The commission’s membership is drawn from experts across the political spectrum, and includes representatives from the Institute for Fiscal Studies, the Joseph Rowntree Foundation and the Office of the Children’s Commissioner. It was set up in 2016 to develop a new way of measuring poverty.
Among the findings of the SMC report include SMC that:
- 6.8 million people in poverty are living in families that include a disabled adult or child. This means that nearly half (48%) of people in poverty live in a family where someone is disabled,
- poverty rates are higher for people living in families that include a disabled adult or child (28%) than they are for people living in families where no one is disabled (19%).
- more than four in ten people (41%) living in a family that includes both a disabled adult and child are living in poverty.
- 4.5 million people are more than 50% below the poverty line, and 7 million people are living in persistent poverty.
- there are 14.3 million people in poverty in the UK. This includes 8.3 million working-age adults; 4.6 million children; and 1.3 million pension-age adults.
- just under half (49%) of those in poverty are in persistent poverty, meaning they are in poverty now and have also been in poverty for at least two of the previous three years.
Ken Butler DR UK’s Welfare Rights and Policy Adviser said:
“The number of disabled people living in poverty is an outrage but unfortunately not surprising.
The social security system is intended to provide a financial safety net for some of the most vulnerable people in our society including disabled people and people with long-term health conditions.

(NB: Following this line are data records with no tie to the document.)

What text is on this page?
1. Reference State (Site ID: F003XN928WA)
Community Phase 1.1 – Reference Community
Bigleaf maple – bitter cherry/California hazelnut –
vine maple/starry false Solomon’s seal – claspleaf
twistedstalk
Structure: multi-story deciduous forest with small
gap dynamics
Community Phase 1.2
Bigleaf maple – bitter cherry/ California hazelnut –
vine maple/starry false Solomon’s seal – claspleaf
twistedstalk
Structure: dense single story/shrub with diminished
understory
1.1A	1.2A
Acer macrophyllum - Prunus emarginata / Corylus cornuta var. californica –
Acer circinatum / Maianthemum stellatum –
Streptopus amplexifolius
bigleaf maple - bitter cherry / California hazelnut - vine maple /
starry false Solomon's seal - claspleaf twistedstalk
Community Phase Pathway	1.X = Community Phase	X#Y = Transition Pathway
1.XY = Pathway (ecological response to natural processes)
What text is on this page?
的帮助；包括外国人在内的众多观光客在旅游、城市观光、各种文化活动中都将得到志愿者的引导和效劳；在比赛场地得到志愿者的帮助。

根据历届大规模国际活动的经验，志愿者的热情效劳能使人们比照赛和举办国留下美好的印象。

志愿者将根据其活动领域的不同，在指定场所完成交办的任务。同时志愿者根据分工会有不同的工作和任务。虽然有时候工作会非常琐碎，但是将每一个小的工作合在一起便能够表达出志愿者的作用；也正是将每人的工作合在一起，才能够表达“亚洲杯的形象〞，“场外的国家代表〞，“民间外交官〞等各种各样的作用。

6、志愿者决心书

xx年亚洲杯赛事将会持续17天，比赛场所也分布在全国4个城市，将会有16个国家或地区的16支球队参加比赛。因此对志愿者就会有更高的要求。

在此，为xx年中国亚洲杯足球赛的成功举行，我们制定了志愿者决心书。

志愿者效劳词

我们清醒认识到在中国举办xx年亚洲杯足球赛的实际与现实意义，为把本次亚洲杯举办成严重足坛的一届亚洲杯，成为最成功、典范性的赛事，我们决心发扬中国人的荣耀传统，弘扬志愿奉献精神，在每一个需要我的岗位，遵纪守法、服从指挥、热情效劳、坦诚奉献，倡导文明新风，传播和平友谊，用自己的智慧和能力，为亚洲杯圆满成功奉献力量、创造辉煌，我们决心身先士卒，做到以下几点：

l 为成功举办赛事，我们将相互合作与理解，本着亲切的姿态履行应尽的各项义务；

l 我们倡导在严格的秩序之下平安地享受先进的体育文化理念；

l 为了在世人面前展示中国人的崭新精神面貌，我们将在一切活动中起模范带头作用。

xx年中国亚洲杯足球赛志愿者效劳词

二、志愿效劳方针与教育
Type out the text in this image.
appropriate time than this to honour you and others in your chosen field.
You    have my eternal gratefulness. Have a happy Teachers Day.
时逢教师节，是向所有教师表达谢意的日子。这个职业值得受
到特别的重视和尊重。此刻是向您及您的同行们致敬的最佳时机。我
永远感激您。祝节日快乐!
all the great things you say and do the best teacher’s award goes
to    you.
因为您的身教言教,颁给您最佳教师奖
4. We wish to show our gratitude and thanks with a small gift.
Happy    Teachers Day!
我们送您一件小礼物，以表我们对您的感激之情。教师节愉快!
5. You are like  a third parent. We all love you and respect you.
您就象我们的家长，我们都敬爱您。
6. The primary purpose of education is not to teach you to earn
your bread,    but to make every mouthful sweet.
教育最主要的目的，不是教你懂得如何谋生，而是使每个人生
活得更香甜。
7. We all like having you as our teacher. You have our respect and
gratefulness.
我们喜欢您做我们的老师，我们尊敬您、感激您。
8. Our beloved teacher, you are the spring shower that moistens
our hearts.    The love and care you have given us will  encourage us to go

Yet, since 2008, changes to welfare benefits have led to this safety net failing, causing people to feel abandoned by a cruel and unfair system.
These changes have had a devastating impact on disabled people and. financial security for most disabled people has all but vanished and who have been left living in poverty and isolation as a result.
DR UK is a member of the Disability Benefit’s Consortium (DBC).
The recent DBC report - Has welfare become unfair - highlighted that while disabled people have typically lost around £1,200 per year due to welfare reform.
However, the report is also important as it makes a series of recommendations including to remove disabled people from poverty, including:
- an end the benefit freeze;
- bringing back the ESA work-related activity component and the equivalent element in universal credit;
- introducing a disability element to universal credit to replace the disability premiums that have been cut from the system
- removing the benefit cap for everyone who receives a disability-related benefit;
- returning the work allowances in universal credit to pre-2016 levels; and
- reviewing the assessment criteria for PIP.